Politische Konsequenzen
– Selenskyjs Ansehen steht auf dem Spiel: Sein Versprechen von Reform und Integrität wird auf die Probe gestellt.
– Der öffentliche Rücktrittsaufruf ist ein Versuch, Stärke zu zeigen und westliche Partner zu beruhigen.
– Doch viele Ukrainer empfinden die Reaktion als zu spät – und fragen, wie tief das Netzwerk reicht.

Europäische Dimension
– Die EU-Kommission hat wiederholt gefordert, Korruption als Beitrittshindernis konsequent zu bekämpfen.
– Deutschland und andere Geberstaaten erwarten volle Transparenz bei der Verwendung von Hilfsgeldern.
– Die Affäre könnte den EU-Verhandlungsprozess verlangsamen, falls sich systemische Mängel bestätigen.


Wer ist Timur Minditsch?
Timur Minditsch ist ein ukrainischer Geschäftsmann und langjähriger Weggefährte von Präsident Selenskyj. Als Miteigentümer der Produktionsfirma Kwartal 95 war er Teil des inneren Zirkels um den späteren Präsidenten. Ermittler werfen ihm vor, ein komplexes System der Geldwäsche und Korruption im Energiesektor aufgebaut zu haben.

Was ist das Nabu?
Das Nationale Antikorruptionsbüro der Ukraine (Nabu) wurde 2015 gegründet, um Korruption in höchsten Regierungskreisen zu bekämpfen. Es arbeitet eng mit der Spezialisierten Antikorruptionsstaatsanwaltschaft (Sapo) zusammen. Beide Behörden gelten als entscheidend für den EU-Beitrittsprozess der Ukraine.

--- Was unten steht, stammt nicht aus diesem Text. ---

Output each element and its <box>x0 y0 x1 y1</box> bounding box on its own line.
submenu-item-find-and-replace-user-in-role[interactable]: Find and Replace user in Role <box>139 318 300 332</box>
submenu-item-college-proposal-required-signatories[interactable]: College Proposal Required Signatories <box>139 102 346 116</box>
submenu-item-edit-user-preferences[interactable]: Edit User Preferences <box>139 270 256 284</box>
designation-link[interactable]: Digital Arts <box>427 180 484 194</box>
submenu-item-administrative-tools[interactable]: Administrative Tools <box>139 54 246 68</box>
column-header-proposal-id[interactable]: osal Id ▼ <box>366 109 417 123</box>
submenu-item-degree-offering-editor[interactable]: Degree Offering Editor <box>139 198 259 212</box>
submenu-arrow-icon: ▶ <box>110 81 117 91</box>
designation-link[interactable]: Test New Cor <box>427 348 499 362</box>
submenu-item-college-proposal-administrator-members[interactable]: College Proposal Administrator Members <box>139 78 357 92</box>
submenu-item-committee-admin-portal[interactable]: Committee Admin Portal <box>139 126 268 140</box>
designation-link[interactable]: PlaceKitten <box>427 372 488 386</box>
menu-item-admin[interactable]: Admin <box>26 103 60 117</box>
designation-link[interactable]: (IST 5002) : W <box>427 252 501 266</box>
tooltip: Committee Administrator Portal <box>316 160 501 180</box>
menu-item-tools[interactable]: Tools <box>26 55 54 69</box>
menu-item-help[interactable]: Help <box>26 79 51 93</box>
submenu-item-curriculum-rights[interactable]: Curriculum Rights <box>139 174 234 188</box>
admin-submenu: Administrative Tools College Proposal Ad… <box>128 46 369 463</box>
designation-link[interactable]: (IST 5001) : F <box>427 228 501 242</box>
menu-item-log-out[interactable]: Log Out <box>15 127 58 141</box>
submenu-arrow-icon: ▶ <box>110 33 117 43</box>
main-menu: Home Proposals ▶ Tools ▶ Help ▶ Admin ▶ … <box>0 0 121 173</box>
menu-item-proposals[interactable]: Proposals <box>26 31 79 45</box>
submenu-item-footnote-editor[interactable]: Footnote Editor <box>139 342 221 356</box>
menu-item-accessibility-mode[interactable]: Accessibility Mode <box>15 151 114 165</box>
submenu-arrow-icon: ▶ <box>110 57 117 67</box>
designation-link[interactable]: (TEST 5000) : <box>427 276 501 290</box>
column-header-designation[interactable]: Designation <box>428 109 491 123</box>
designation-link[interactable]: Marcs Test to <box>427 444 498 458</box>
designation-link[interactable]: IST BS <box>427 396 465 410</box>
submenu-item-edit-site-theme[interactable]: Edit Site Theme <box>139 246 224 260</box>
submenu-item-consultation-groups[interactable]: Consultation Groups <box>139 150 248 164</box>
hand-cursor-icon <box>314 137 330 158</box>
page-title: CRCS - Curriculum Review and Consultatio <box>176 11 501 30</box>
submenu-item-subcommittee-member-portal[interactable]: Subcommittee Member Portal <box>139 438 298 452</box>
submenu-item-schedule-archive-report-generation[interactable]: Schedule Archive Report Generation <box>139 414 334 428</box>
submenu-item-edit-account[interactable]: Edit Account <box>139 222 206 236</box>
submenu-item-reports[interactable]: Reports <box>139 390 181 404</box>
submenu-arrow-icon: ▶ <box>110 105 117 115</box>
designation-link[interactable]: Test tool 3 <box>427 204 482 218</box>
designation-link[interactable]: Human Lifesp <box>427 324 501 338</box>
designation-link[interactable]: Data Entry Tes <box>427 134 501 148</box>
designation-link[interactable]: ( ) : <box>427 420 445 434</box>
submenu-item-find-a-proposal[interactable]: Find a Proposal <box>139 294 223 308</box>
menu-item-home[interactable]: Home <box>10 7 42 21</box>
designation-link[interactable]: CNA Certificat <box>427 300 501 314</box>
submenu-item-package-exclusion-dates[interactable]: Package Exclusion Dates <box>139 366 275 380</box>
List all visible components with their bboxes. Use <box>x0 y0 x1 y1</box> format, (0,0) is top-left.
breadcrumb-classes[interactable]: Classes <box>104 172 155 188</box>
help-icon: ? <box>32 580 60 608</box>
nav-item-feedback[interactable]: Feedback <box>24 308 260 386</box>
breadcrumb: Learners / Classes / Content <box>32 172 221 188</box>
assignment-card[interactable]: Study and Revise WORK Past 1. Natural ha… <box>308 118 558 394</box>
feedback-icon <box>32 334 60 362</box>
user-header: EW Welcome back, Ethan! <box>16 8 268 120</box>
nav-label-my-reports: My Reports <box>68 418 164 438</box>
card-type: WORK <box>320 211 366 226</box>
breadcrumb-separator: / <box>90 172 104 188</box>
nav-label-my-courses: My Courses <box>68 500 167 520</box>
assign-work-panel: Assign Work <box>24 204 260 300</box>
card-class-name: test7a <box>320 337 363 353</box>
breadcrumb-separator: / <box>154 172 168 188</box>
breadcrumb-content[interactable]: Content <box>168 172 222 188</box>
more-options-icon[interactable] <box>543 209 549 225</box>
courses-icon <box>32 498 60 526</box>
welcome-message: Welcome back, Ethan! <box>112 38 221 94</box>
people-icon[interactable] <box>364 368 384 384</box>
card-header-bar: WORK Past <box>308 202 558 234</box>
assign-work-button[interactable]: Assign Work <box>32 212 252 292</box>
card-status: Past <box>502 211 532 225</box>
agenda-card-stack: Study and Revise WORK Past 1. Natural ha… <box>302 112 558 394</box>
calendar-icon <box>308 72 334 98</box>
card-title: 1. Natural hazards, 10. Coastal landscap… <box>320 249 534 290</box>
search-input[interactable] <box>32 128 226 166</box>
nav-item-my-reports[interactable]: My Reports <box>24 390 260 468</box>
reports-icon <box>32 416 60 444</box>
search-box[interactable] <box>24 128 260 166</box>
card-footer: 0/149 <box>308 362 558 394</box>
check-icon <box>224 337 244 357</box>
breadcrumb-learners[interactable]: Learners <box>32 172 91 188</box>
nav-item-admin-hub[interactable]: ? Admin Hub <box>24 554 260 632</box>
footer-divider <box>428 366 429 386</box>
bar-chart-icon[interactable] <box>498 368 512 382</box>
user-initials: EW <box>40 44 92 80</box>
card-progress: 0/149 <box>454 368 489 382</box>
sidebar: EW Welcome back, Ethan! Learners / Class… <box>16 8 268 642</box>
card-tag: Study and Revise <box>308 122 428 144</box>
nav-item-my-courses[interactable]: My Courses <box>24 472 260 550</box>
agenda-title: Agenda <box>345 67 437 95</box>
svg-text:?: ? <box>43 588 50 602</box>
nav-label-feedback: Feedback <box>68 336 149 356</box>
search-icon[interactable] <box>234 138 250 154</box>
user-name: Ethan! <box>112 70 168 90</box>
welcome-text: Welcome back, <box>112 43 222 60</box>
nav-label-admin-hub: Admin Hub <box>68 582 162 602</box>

Alle Angaben ohne Gewähr. Titelbild AFP.

OZD-Extras
Fakt am Rande: Seit Beginn des Kriegs hat die Ukraine mehr als 15 Milliarden Euro internationale Unterstützung für den Energiesektor erhalten – eine genaue Aufschlüsselung der Mittelverwendung steht jedoch bis heute aus.